En l’espèce, il résulte des éléments versés aux débats que le salarié a été placé en arrêt de travail du 24 mars 2014 au 30 mars 2014 puis du 1er avril 2014 au 14 avril 2014 et du 16 avril 2014 au 15 mai 2014 puis du 14 juin 2014 au 15 juillet 2014.
Il a été examiné par le médecin du travail à deux reprises durant des périodes où il n’était pas placé en arrêt de travail pour maladie soit le 31 mars 2014 à sa demande et le 15 avril 2014 à la demande du médecin du travail.
À l’issue de ces deux examens médicaux le médecin du travail a établi deux 'fiches d’aptitude médicale':
- la première fiche, à l’issue de l’examen du 31 mars 2014, vise expressément l’article R4624-31 du code du travail et fait référence à la nécessité de revoir le salarié dans 15 jours pour 2ème visite ce qui démontre que cet examen constitue bien le premier examen médical exigé par l’article R4624-31 du code du travail
- la seconde fiche du 15 avril 2014 déclare M. Y-Z X inapte suite à 2ème visite au poste d’animateur commercial à Vénissieux et le déclare apte à un poste commercial sur un autre site, avec un travail en boutique et de préférence non isolé.
Ces deux avis du médecin du travail, espacés de deux semaines, qui n’ont pas fait l’objet de recours, s’imposent à la cour.
La procédure de déclaration d’inaptitude est donc régulière.
En conséquence et par application des principes susvisés, la cour, confirmant le jugement de ce chef, rejette la demande de nullité du licenciement.
Sur le bien fondé du licenciement:
Selon l’article L1226-10 du code du travail dans sa version issue de la Loi 2012-387 du 22 mars 2012 dont l’application en la cause n’est pas discutée: 'Lorsque, à l’issue des périodes de suspension du contrat de travail consécutives à un accident du travail ou à une maladie professionnelle, le salarié est déclaré inapte par le médecin du travail à reprendre l’emploi qu’il occupait précédemment, l’employeur lui propose un autre emploi approprié à ses capacités.

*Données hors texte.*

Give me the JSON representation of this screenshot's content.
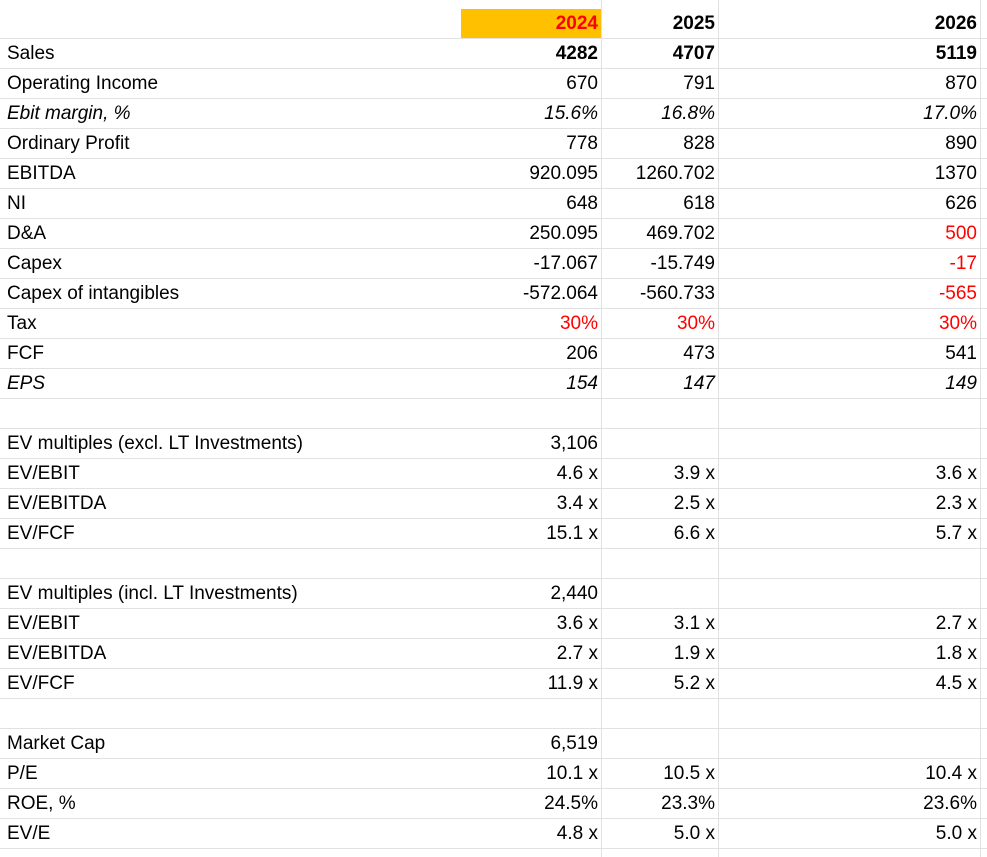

Cette proposition prend en compte, après avis des délégués du personnel, les conclusions écrites du médecin du travail et les indications qu’il formule sur l’aptitude du salarié à exercer l’une des tâches existant dans l’entreprise. Dans les entreprises d’au moins cinquante salariés, le médecin du travail formule également des indications sur l’aptitude du salarié à bénéficier d’une formation destinée à lui proposer un poste adapté.
L’emploi proposé est aussi comparable que possible à l’emploi précédemment occupé, au besoin par la mise en oeuvre de mesures telles que mutations, transformations de postes ou aménagement du temps de travail'.
Pour voir déclarer le licenciement dépourvu de cause réelle et sérieuse M. Y-Z X soutient tout d’abord que l’employeur a procédé à un découpage artificiel de ses sociétés en plusieurs entités pour éviter d’employer plus de 11 salariés et éluder ainsi l’obligation de mettre en place des délégués du personnel.
Cependant, les pièces versées aux débats ne permettent pas d’établir l’existence d’une fraude à la loi sur ce point.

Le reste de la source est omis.